The German CEP market continues to grow, but pressure on the last mile is mounting. From SKR AG’s perspective, the decisive competition arises not solely from faster delivery times, but from the economic management of different delivery networks. Traditional parcel networks and hyperlocal same-day models follow fundamentally different rules regarding costs, capacity utilisation and scaling. Rico Back, Managing Partner at SKR AG, warns against equating the two business models: “Combining nationwide parcel networks with instant delivery in the same network structure means losing efficiency – and, in the end, money.”

According to the German Federal Association of Parcel and Express Logistics (BPEX), growth in the German parcel market is now being driven primarily by e-commerce. While B2C shipments recently increased by 5.5 per cent and now account for around 60 per cent of all CEP shipments, the B2B business declined slightly.

In e-commerce, the last mile is increasingly becoming the decisive competitive factor. Almost all delivery providers want to benefit from the growth of online retail. Higher shipment volumes alone, however, do not guarantee profitability. “Margins are under considerable pressure in parts of the market,” says Rico Back. “Not because demand is lacking, but because capacity utilisation, cost structures and service promises do not always align economically.”

The large, nationwide parcel networks operate according to a clear economic principle: high shipment consolidation, standardised processes and economies of scale. Delivery becomes economically viable when large volumes are efficiently distributed via central hubs, consolidated main routes, direct transport and depots.

At the same time, networks are increasingly investing in urban delivery structures. Studies and municipal pilot projects show that parcel providers are making greater use of urban micro-hubs and consolidated same-day structures.

However, additional e-commerce shipments do not automatically mean higher profitability for established parcel networks. Capacity utilisation, cost efficiency and optimised 24-hour standard delivery remain crucial. Out-of-home structures and consolidated routes only work if they are embedded within a consistently optimised network.

“Speed alone does not create a functioning business model,” says Rico Back. “The key question is whether the last mile can be managed economically.”

Hyperlocal delivery follows different rules

At the same time, hyperlocal delivery models have become established. Driven by quick commerce, food delivery services and same-day offers, micro-depots and local fulfilment structures enable deliveries within a few hours or minutes.

However, many hyperlocal providers are also struggling with high unit costs and the pressure to scale profitably. These models are economically viable in the long term primarily where high order frequencies and high delivery density coincide.

“Hyperlocal delivery depends on speed and density, while traditional parcel networks rely on consolidation and economies of scale,” says Rico Back. “These are not two speeds of the same business, but two economically completely different systems.”

Hybrid models such as dedicated same-day subnetworks operated by major parcel providers or partnerships with urban last-mile platforms can work, according to SKR AG. The prerequisite, however, is that they are clearly separated operationally and organisationally. If costs, capacities and revenues are mixed, gradual margin erosion becomes a real risk.

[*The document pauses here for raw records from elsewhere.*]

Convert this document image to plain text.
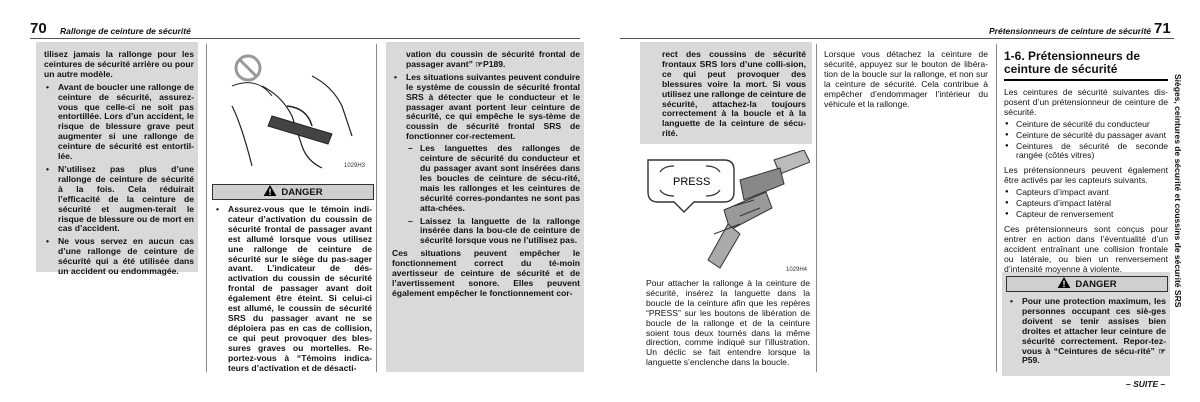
70 Rallonge de ceinture de sécurité
tilisez jamais la rallonge pour les ceintures de sécurité arrière ou pour un autre modèle.
• Avant de boucler une rallonge de ceinture de sécurité, assurez-vous que celle-ci ne soit pas entortillée. Lors d’un accident, le risque de blessure grave peut augmenter si une rallonge de ceinture de sécurité est entortil-lée.
• N’utilisez pas plus d’une rallonge de ceinture de sécurité à la fois. Cela réduirait l’efficacité de la ceinture de sécurité et augmen-terait le risque de blessure ou de mort en cas d’accident.
• Ne vous servez en aucun cas d’une rallonge de ceinture de sécurité qui a été utilisée dans un accident ou endommagée.
1029H3
DANGER
• Assurez-vous que le témoin indi-cateur d’activation du coussin de sécurité frontal de passager avant est allumé lorsque vous utilisez une rallonge de ceinture de sécurité sur le siège du pas-sager avant. L’indicateur de dés-activation du coussin de sécurité frontal de passager avant doit également être éteint. Si celui-ci est allumé, le coussin de sécurité SRS du passager avant ne se déploiera pas en cas de collision, ce qui peut provoquer des bles-sures graves ou mortelles. Re-portez-vous à “Témoins indica-teurs d’activation et de désacti-
vation du coussin de sécurité frontal de passager avant” ☞P189.
• Les situations suivantes peuvent conduire le système de coussin de sécurité frontal SRS à détecter que le conducteur et le passager avant portent leur ceinture de sécurité, ce qui empêche le sys-tème de coussin de sécurité frontal SRS de fonctionner cor-rectement.
– Les languettes des rallonges de ceinture de sécurité du conducteur et du passager avant sont insérées dans les boucles de ceinture de sécu-rité, mais les rallonges et les ceintures de sécurité corres-pondantes ne sont pas atta-chées.
– Laissez la languette de la rallonge insérée dans la bou-cle de ceinture de sécurité lorsque vous ne l’utilisez pas.
Ces situations peuvent empêcher le fonctionnement correct du té-moin avertisseur de ceinture de sécurité et de l’avertissement sonore. Elles peuvent également empêcher le fonctionnement cor-
Prétensionneurs de ceinture de sécurité 71
rect des coussins de sécurité frontaux SRS lors d’une colli-sion, ce qui peut provoquer des blessures voire la mort. Si vous utilisez une rallonge de ceinture de sécurité, attachez-la toujours correctement à la boucle et à la languette de la ceinture de sécu-rité.
PRESS
1029H4
Pour attacher la rallonge à la ceinture de sécurité, insérez la languette dans la boucle de la ceinture afin que les repères “PRESS” sur les boutons de libération de boucle de la rallonge et de la ceinture soient tous deux tournés dans la même direction, comme indiqué sur l’illustration. Un déclic se fait entendre lorsque la languette s’enclenche dans la boucle.
Lorsque vous détachez la ceinture de sécurité, appuyez sur le bouton de libéra-tion de la boucle sur la rallonge, et non sur la ceinture de sécurité. Cela contribue à empêcher d’endommager l’intérieur du véhicule et la rallonge.
1-6. Prétensionneurs de ceinture de sécurité
Les ceintures de sécurité suivantes dis-posent d’un prétensionneur de ceinture de sécurité.
● Ceinture de sécurité du conducteur
● Ceinture de sécurité du passager avant
● Ceintures de sécurité de seconde rangée (côtés vitres)
Les prétensionneurs peuvent également être activés par les capteurs suivants.
● Capteurs d’impact avant
● Capteurs d’impact latéral
● Capteur de renversement
Ces prétensionneurs sont conçus pour entrer en action dans l’éventualité d’un accident entraînant une collision frontale ou latérale, ou bien un renversement d’intensité moyenne à violente.
DANGER
• Pour une protection maximum, les personnes occupant ces siè-ges doivent se tenir assises bien droites et attacher leur ceinture de sécurité correctement. Repor-tez-vous à “Ceintures de sécu-rité” ☞P59.
– SUITE –
Sièges, ceintures de sécurité et coussins de sécurité SRS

The last mile becomes a test of economic viability

According to SKR AG, future competitiveness will not be determined by delivery times alone, but above all by operational efficiency, quality and intelligent network management.

Out-of-home solutions, alternative delivery points and consolidated routes are therefore becoming increasingly important. They not only help to reduce costs on the last mile, but also increase flexibility for end customers. At the same time, the importance of technological control systems is growing. Real-time data, AI-supported route planning, automated shipment control and digital infrastructure are increasingly becoming key competitive factors in delivery logistics.

“The decisive competition is not between the models, but within each respective business model,” says Rico Back. “Anyone who fails to master costs, capacity utilisation and service quality within their own network structure will come under pressure – regardless of company size or reach.”

Competition in the CEP market will therefore be decided less by maximum speed than by the right network structure. Nationwide parcel networks must optimise costs, capacity utilisation and service quality in standard 24-hour delivery. Hyperlocal providers need to master density, frequency and additional revenue streams within their territories. Those who mix both models lose efficiency – those who optimise them separately lay the foundations for profitability.